- Date: 15–21 August
- Edition: 1st
- Draw: 32S / 16D
- Surface: Hard
- Location: Grodzisk Mazowiecki, Poland

Champions

Singles
- Tomáš Macháč

Doubles
- Robin Haase / Philipp Oswald
| Kozerki Open |

= 2022 Kozerki Open =

The 2022 Kozerki Open was a professional tennis tournament played on hard courts. It was the first edition of the tournament which was part of the 2022 ATP Challenger Tour. It took place in Grodzisk Mazowiecki, Poland between 15 and 21 August 2022.

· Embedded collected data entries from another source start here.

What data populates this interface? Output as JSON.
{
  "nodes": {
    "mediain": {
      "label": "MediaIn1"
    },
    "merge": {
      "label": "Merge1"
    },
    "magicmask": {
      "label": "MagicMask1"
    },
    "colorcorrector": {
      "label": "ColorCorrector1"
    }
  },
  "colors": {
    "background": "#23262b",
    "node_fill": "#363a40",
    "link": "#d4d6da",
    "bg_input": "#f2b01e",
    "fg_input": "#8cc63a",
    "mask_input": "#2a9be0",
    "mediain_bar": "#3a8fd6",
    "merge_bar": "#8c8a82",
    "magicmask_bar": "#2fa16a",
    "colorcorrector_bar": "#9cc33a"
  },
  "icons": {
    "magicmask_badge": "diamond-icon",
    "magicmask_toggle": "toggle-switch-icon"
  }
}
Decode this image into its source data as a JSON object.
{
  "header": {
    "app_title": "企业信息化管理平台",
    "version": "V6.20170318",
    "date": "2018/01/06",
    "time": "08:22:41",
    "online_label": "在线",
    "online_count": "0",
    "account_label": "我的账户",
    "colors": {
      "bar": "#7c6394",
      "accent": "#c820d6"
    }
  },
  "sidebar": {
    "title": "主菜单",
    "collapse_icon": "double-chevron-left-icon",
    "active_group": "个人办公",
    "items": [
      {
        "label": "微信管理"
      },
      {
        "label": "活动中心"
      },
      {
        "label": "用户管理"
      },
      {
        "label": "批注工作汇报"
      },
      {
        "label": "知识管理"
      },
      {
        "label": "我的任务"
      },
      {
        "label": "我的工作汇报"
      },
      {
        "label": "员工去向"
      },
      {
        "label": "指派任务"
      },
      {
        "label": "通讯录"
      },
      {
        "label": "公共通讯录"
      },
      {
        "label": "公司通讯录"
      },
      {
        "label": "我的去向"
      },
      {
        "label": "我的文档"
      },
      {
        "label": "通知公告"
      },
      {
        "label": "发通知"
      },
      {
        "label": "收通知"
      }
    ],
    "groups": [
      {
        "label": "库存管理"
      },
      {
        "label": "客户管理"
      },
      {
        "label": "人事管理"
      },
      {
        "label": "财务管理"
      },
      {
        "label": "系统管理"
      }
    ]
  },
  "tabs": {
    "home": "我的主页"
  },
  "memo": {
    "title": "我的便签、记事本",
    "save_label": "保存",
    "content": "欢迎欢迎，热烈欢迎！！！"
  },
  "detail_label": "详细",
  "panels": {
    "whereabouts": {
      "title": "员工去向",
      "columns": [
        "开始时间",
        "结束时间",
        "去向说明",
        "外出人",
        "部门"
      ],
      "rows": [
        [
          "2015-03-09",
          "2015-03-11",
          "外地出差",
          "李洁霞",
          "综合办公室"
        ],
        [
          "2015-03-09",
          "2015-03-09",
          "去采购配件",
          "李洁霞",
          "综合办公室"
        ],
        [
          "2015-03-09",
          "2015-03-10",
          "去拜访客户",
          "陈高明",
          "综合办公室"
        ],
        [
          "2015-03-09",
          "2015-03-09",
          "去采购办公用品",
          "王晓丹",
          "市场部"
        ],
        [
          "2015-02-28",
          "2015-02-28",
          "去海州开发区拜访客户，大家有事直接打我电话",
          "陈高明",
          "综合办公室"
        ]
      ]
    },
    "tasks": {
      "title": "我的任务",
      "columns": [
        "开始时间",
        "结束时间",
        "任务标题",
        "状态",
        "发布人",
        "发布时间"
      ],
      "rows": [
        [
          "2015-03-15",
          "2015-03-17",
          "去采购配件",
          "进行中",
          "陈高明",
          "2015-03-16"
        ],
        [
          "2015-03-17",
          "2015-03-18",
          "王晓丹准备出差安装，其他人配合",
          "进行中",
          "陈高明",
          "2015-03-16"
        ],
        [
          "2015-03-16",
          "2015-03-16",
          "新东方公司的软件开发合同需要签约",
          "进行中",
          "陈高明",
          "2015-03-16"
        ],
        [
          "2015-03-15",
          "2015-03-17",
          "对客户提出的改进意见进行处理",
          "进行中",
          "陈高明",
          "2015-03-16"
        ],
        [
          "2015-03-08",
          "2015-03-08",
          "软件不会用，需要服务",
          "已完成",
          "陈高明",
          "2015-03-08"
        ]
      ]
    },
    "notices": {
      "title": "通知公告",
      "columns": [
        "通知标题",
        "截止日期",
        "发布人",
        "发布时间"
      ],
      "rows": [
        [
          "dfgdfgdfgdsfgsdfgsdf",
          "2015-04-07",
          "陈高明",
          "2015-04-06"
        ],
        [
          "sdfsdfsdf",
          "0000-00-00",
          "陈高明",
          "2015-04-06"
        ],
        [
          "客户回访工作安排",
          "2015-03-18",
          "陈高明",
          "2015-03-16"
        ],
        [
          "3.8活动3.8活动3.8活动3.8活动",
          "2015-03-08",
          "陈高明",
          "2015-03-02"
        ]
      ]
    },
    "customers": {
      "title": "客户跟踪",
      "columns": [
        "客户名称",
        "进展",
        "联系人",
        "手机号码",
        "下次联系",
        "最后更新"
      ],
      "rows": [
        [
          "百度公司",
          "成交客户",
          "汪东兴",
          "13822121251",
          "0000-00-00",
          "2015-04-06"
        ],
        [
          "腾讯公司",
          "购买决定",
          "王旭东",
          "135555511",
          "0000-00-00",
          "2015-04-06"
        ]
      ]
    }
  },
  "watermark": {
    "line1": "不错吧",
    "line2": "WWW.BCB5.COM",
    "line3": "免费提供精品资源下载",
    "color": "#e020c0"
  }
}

==Singles main-draw entrants==
===Seeds===

| Country | Player | Rank^{1} | Seed |
|---|---|---|---|
| POL | Kamil Majchrzak | 88 | 1 |
| ESP | Pablo Andújar | 92 | 2 |
| AUT | Jurij Rodionov | 139 | 3 |
| GER | Maximilian Marterer | 158 | 4 |
| CZE | Tomáš Macháč | 160 | 5 |
| CHN | Zhang Zhizhen | 161 | 6 |
| ESP | Nicolás Álvarez Varona | 223 | 7 |
| AUT | Sebastian Ofner | 225 | 8 |

- ^{1} Rankings were as of 8 August 2022.

===Other entrants===
The following players received wildcards into the singles main draw:
- POL Jerzy Janowicz
- POL Maks Kaśnikowski
- POL Szymon Kielan

The following player received entry into the singles main draw as an alternate:
- BRA Gabriel Décamps

The following players received entry from the qualifying draw:
- TUN Skander Mansouri
- POL Michał Mikuła
- ITA Luca Potenza
- BRA Thiago Seyboth Wild
- GER Marko Topo
- Alexey Vatutin

==Champions==
===Singles===

- CZE Tomáš Macháč def. CHN Zhang Zhizhen 1–6, 6–3, 6–2.

===Doubles===

- NED Robin Haase / AUT Philipp Oswald def. MON Hugo Nys / FRA Fabien Reboul 6–3, 6–4.